Non esiste social network che non li usi, sempre più eventi ne lanciano uno per potersi sponsorizzare su internet. Anche i programmi tv ne hanno sempre uno. Ma cos’è un hashtag? Cosa significa e come funziona di preciso questa funzione che da alcuni anni a questa parte è diventata di uso comune tra tutti?

Se volete sapere cos’è un hashtag, intanto dobbiamo dire che si tratta di un tag, un’etichetta, usata sul web per aggregare le discussioni e i file legati a un determinato argomento. Diversamente dai tag, che vengono associati a un file o a un articolo, l’hashtag è inserito direttamente nel testo, con l’obiettivo di renderne l’inserimento più semplice all’utente e comprendere il tema in modo più immediato al lettore.

Per rendere possibile questo, diversamente dai tag semplici l’hashtag è preceduto da un cancelletto, che in inglese è chiamato “hash”: per questa ragione questo tipo di etichette hanno ottenuto il nome di hashtag.

Ora che abbiamo visto cos’è un hashtag, vediamo quando è nato e come mai è diventato uno strumento così diffuso. Il primo social network a fare uso di questo tipo di etichette è stato Twitter, dove nel 2007 un utente, Chris Messina, propose di usare parole precedute da un cancelletto per evidenziare il tema della discussione e raggruppare tutti i tweet a riguardo. Lo stesso anno, l’utente Nate Ritter ne utilizzò uno per raccontare gli incendi che stavano colpendo la città di San Diego, #sandiegofire , che ebbe particolare successo, facendo diventare l’hashtag uno strumento comune.
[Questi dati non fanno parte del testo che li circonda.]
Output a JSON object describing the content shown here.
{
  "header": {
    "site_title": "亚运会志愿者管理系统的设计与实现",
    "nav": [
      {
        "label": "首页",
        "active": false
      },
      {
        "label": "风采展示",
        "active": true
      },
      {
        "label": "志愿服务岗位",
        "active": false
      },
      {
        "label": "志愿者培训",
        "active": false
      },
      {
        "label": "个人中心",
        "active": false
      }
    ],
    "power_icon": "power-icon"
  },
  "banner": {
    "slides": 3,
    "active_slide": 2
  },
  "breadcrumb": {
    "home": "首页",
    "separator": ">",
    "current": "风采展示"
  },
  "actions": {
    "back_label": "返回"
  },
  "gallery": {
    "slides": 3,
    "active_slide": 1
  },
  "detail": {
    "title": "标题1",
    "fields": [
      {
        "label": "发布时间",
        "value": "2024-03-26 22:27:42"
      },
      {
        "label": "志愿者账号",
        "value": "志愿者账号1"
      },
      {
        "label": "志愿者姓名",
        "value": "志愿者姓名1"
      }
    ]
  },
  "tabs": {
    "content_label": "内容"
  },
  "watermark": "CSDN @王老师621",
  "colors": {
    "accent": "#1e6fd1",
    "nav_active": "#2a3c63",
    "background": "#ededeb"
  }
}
Ora che abbiamo raccontato cos’è un hashtag, perché si chiama così e qual è la sua storia, è giusto dire qualche parola anche su come sia bene usare un hashtag e come invece possa risultare poco producente. Ad esempio, su Twitter è bene non utilizzare troppi hashtag in un unico post, saper scegliere bene la parola chiave per il testo che si sta scrivendo e cercare di usarne una o al massimo due. E’ inoltre positivo sceglierne uno intorno al quale si sono già raccolti molti post in modo da non disperdere eccessivamente i risultati ed evitare di usarne di troppo generici.